Süleymaniye Camii’nin genç bir Hatibi olarak göreve başladığımda üniversite gençliğine önem veriyor, onların bilmeleri gereken güncel konulara öncelik vererek hutbelerimi hazırlıyordum. Gençler cemaatimizin omurgasıydı. Büyük ölçüde çalışma azmimi pekiştiren ve hutbelerimi derin bir iç huzuru ile sunmamı sağlayanlar da onlardı.
Genç Öğrenciler Kadar Mezunlarla da İlgilenmek
Nedense biz üniversiteli gençlere bir ölçüde önem veririz de mezun olmuş genç yetişkinlerle pek alakalanmayız. Oysaki onların durumu daha acil olabilir. Çünkü onların bir kısmı evlidir. Alanları ile ilgili iş bulamamış olabilirler. Maddî problemleri de olabilir. Aslında işleri sürekli olanlarla da ilgilenmeliyiz. Oysaki İslâmî çizgiye gelmiş olmak kadar sürdürmek de mühimdir.
Bu sebeple çevremizi izliyor, ilişkiler kurmaya çalışıyorduk.
Sabahattin – Halit Ağabeyler mi Bizi, Biz mi Onları Bulmuştuk?
Nasıl oldu ve oluştu hatırlamıyorum. Biz mi onları bulduk yoksa onlar mı bizi buldu? Sabahattin Kırkan ve Halit İlhan ağabeyleri hatipliğimizin ilk yıllarında yani erken dönemde kazandık.
Sabahattin ağabey benden altı yaş kadar büyüktü. Yüksek makine mühendisiydi. İşini kurmuş genç bir sanayiciydi. Cumalarımızın müdavimi olmuştu. Benim sosyal hayata açılan pencerem gibiydi. O benden, ben ondan faydalanıyordum.

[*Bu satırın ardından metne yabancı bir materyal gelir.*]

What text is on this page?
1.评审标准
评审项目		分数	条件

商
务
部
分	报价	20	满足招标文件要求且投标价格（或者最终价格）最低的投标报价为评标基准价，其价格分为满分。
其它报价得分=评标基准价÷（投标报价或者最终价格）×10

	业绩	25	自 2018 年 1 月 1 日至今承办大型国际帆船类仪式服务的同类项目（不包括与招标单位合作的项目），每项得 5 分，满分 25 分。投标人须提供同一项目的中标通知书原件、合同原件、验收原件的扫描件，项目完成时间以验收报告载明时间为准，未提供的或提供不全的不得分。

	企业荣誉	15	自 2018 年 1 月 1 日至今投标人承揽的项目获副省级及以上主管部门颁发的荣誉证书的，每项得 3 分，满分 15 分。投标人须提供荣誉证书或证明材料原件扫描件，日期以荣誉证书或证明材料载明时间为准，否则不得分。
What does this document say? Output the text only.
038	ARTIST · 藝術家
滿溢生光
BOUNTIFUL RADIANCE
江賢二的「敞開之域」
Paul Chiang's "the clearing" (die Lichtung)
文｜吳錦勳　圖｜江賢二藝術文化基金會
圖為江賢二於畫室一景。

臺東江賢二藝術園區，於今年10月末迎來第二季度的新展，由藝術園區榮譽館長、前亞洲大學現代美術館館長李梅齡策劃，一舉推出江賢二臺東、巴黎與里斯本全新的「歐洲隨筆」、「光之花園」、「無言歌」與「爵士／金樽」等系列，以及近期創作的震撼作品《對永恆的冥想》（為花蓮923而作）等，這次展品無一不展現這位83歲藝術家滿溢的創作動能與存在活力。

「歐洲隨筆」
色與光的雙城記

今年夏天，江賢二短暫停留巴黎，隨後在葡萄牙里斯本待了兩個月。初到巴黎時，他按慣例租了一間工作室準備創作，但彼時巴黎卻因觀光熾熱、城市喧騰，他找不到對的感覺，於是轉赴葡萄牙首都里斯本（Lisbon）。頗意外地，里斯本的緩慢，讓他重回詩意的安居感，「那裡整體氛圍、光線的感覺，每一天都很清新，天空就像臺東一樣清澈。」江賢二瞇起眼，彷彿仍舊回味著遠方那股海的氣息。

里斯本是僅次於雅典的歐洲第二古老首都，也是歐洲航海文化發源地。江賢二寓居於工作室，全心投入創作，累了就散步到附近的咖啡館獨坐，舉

Sabahattin ağabey cumalara yalnız gelmiyordu. İş ortağı mühendis Yılmaz Güray Bey de geliyordu, bir de mühendis Müslim Abacı vardı. Daha sonraları mühendis Şadan Tuzcu da aramıza katılmıştı. İleride Şadan Tuzcu Beye döneceğiz. Halit İlhan ağabey, gelenlerin arasında ve başındaydı.
Halit ağabeyi Karabük konferansı bölümüne konuk edeceğiz.
Bizim bu sayıca az, ama düzeyli mühendisler grubumuzu Süleymaniye’ye taşıyan Sabahattin Beydi. Yılmaz Bey başından beri vardı. Müslim Bey de Cuma bilenlerden ve kılanlardandı. Sabahattin Bey nasıl ettiyse Şadan Beyi de ikna etmiş cumaya getirmişti. Şadan Bey bizim o hafta sunduğumuz sosyal içerikli hutbemizi dinleyince, hiç de beklemediği bir olguyla karşılaşmış, hayrete düşmüştü. Hayreti, beğenisini ifade eder nitelikliydi.
Namazdan sonra Sabahattin Beye şöyle demekten kendisini alamamış:
– Camilerde böylesi sosyal içerikli konular da işleniyor, halkımız bilgilendirilip bilinçlendiriliyor mu? Ben artık Cumacıyım. Her hafta aranızca olacağım.
Sabahattin Beyle hutbelerimizin değerlendirmesini yapıyorduk. Sosyal konularda fikir alış verişinde de bulunuyorduk.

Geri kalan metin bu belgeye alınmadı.